The fourth Democratic presidential debate was held Sunday night in South Carolina and featured presidential hopefuls Sen. Bernie Sanders (I-VT), former Secretary of State Hillary Clinton, and former Maryland Gov. Martin O’Malley.
The debate was the final opportunity for candidates to explain and defend their political messages before the first contests of 2016: the Feb. 1 Iowa caucus and New Hampshire primary Feb. 9.
Sunday’s debate featured constant barbs thrown between front runners Clinton and Sanders while O’Malley, currently polling in the single digits, often had to fight to get a word in.
Chief among the topics discussed at last night’s debate were racial inequality, foreign policy, gun control, climate change, and healthcare.
“It is beyond my comprehension how we can elect a President of the United States, somebody like Trump, who believes that climate change is a hoax invented by the Chinese,” Sanders said to laughter from the crowd.
Clinton used the debate as an opportunity to tie herself closely to the policies of the Barack Obama administration and to attack Sanders for his criticism of that administration.
“President Obama has led our country out of the Great Recession,” Clinton said. “Senator Sanders called him weak, disappointing.”
Clinton further tied herself to Obama via healthcare, calling the Affordable Care Act “one of the greatest accomplishments of President Obama, the Democratic Party and our country” and vehemently opposing Sanders’ plan to systematically change healthcare in this country.
“What a Medicare-for-all program does is finally provide in this country health care for every man, woman and child as a right,” Sanders said. “The truth is that Franklin Delano Roosevelt and Harry Truman believed that health care should be available to all of our people.”
While many of the criticisms pointed at Sanders’ previous vote to protect legal gun sellers from prosecution, the self-proclaimed Democratic Socialist threw punches of his own.
Sanders took Clinton to task over the apparent conflict-of-interest surrounding her plans for Wall Street reform while receiving $600,000 in speaking fees from Goldman Sachs.

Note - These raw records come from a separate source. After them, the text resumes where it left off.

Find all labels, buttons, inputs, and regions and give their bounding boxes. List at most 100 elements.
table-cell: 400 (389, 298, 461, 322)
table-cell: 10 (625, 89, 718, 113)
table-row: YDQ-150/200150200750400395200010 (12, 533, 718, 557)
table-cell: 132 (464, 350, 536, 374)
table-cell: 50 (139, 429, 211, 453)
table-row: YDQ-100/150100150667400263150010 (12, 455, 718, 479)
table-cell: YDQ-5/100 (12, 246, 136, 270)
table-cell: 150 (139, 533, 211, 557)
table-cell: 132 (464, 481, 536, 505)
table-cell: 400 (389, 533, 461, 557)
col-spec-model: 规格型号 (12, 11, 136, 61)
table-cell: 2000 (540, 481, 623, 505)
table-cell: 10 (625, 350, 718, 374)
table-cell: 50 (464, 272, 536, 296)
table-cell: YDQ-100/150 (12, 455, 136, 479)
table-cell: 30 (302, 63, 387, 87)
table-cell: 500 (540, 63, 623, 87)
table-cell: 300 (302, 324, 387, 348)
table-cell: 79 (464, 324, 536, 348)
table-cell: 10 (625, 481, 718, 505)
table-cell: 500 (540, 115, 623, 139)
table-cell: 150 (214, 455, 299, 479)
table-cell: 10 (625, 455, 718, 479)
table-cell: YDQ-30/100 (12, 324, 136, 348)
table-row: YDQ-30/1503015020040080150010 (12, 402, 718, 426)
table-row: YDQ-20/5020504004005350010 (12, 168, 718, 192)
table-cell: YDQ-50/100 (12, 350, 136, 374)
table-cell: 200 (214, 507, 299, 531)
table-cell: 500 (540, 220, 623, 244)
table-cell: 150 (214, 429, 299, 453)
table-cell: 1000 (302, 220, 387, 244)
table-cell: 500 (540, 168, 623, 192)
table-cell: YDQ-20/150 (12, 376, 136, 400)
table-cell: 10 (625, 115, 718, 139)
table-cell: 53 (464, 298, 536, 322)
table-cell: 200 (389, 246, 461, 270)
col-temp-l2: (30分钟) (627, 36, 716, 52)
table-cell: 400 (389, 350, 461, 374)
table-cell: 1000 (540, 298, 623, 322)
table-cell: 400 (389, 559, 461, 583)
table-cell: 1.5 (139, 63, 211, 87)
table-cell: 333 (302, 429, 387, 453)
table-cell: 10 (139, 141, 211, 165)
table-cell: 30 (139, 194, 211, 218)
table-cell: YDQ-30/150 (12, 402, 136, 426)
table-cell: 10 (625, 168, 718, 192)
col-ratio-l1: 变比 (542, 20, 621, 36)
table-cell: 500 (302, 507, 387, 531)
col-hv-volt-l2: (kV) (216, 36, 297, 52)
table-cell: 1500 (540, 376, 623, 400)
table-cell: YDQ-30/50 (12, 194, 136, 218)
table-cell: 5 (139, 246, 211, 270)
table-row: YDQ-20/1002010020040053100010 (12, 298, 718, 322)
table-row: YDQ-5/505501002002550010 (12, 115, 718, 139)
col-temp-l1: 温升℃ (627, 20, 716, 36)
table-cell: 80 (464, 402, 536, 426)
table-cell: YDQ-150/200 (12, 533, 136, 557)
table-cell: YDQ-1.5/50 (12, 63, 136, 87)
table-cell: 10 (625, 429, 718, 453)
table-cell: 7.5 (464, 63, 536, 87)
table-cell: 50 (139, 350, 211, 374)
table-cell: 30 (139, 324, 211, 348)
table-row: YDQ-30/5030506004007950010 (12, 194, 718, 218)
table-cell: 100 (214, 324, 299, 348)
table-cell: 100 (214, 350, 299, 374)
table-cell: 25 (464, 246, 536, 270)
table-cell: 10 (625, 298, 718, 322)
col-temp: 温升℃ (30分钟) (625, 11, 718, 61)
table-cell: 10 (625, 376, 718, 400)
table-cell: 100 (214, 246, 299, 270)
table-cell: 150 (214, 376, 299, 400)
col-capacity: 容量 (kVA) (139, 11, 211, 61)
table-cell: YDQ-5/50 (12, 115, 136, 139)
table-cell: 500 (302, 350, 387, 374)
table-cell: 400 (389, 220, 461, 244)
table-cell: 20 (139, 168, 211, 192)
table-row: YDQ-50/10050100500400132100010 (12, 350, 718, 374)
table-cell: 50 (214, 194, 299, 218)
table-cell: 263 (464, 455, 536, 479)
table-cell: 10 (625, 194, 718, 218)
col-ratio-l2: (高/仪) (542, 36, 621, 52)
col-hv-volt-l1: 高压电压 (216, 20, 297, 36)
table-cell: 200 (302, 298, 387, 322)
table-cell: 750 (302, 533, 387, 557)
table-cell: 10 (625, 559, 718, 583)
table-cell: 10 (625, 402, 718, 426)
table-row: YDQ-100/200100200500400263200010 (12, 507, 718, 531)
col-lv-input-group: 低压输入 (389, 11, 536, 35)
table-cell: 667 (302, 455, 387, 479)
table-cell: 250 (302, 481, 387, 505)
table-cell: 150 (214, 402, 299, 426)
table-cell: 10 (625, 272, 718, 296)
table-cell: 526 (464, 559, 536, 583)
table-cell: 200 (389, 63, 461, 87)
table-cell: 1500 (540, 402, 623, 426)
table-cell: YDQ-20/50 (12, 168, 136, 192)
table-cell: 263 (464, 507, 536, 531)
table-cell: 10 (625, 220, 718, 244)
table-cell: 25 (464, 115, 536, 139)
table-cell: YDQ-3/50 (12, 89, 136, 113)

The most humorous portion of the debate, and likely the one that garnered the loudest applause for O’Malley, was when the former governor was asked whether there was anything he’d like to say that he hadn’t been able to during the debate.
“Thank you so much, but we’re going to have to get 20 minutes to do it,” O’Malley said after an eruption of applause and laughter.
The Democratic candidates will meet again Feb. 11 after the Iowa caucus and New Hampshire primary, before going into the Nevada and South Carolina primaries when, feasibly, the field will be narrowed down to two remaining candidates.